In Kiel gab es einen Laternenumzug, in Osnabrück eine Menschenkette in der Innenstadt, in Köln wurde vorm Dom demonstriert und am Sonntag zogen Menschen in Berlin vor das Familienministerium: Zum traurigen Jubiläum der GroKo-Vereinbarung hat die Initiative »Familienleben für alle« mehrere Protestaktionen gestartet. Denn immer noch wird nicht einmal das ohnehin geringe Monatskontingent von 1.000 Visa für den Familiennachzug ausgelastet!
Das Antragsverfahren ist kompliziert und die beteiligten Behörden bearbeiten die Anträge derart langsam, dass statt der zugesagten 5.000 bis Ende Dezember nur 2.612 Visa ausgegeben wurden. Offenkundig ist das Visumsverfahren vom Bundesinnenministerium (BMI) bürokratisch überfrachtet worden – auch um den Familiennachzug weiter zu blockieren.
Quotenerfüllung nur gegen weitere Verschärfungen?
Innenminister Seehofer will derweil das nicht ausgelastete Kontingent nur dann übertragen, wenn sich die Regierenden im Gegenzug auf einen »Interessensausgleich« in anderen Bereichen der Migrationspolitik »verständigen«. Im Klartext: wenn im Gegenzug Gesetzesänderungen zugestimmt wird, durch die Abschiebungen erleichtert, Abschiebehaft erweitert und Sozialleistungen weiter gekürzt werden.

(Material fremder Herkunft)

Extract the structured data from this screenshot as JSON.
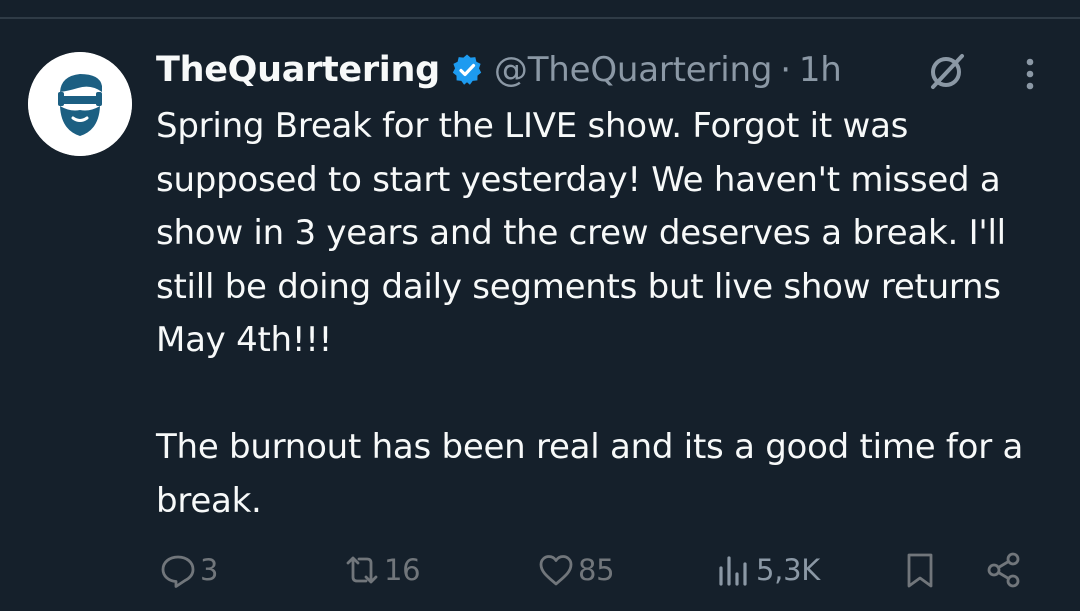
{
  "post": {
    "author": {
      "display_name": "TheQuartering",
      "handle": "@TheQuartering",
      "separator": "·",
      "time": "1h",
      "verified": true,
      "avatar_icon": "bearded-man-avatar-icon"
    },
    "text": [
      "Spring Break for the LIVE show. Forgot it was supposed to start yesterday! We haven't missed a show in 3 years and the crew deserves a break. I'll still be doing daily segments but live show returns May 4th!!!",
      "The burnout has been real and its a good time for a break."
    ],
    "actions": {
      "replies": "3",
      "reposts": "16",
      "likes": "85",
      "views": "5,3K"
    }
  },
  "colors": {
    "background": "#15202b",
    "text": "#f7f9f9",
    "muted": "#71767b",
    "verified": "#1d9bf0",
    "avatar_accent": "#1c5f82"
  }
}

»Grund- und Menschenrechte sind keine Verhandlungsmasse. Wir werden gemeinsam protestieren, bis das Recht auf Familienleben endlich für alle gilt!«
Schäbiges Spiel von Seehofer
Anstatt dafür zu sorgen, dass die ohnehin bereits verschärften geltenden Regelungen von den Behörden umgesetzt werden, will der Innenminister die Erfüllung der gesetzlich vorgesehenen Quote also von der Zustimmung zu weiteren Verschärfungen abhängig machen. Das hat direkte Folgen für die betroffenen Menschen.
Zwei Fälle:
L. (23)* aus Syrien
Die heute 23-jährige L. lebte in einem Vorort von Damaskus, der lange Zeit von der syrischen Armee eingekesselt war. Ihr Ehemann wurde als Reservist zum Militärdienst einberufen. Da er nicht für die syrische Armee kämpfen wollte, floh er und versteckte sich. Nachdem das Haus der Familie im Zuge von Kampfhandlungen bombardiert und dabei ihr kleiner Sohn verletzt wurde, entschied sich L. (zu diesem Zeitpunkt schwanger) im November 2015, den eingekesselten Ort zu verlassen.
Sie reiste unter sehr schwierigen Bedingungen über die Balkanroute, ihren damals einjährigen Sohn musste die Schwangere oft noch selbst tragen, in Serbien musste sie nach einem Zusammenbruch einige Zeit im Krankenhaus behandelt werden. Im April 2016 erreichte sie Deutschland und stellte einen Asylantrag. Das Bundesamt für Migration und Flüchtlinge (BAMF) sprach ihr im August 2016 subsidiären Schutz zu.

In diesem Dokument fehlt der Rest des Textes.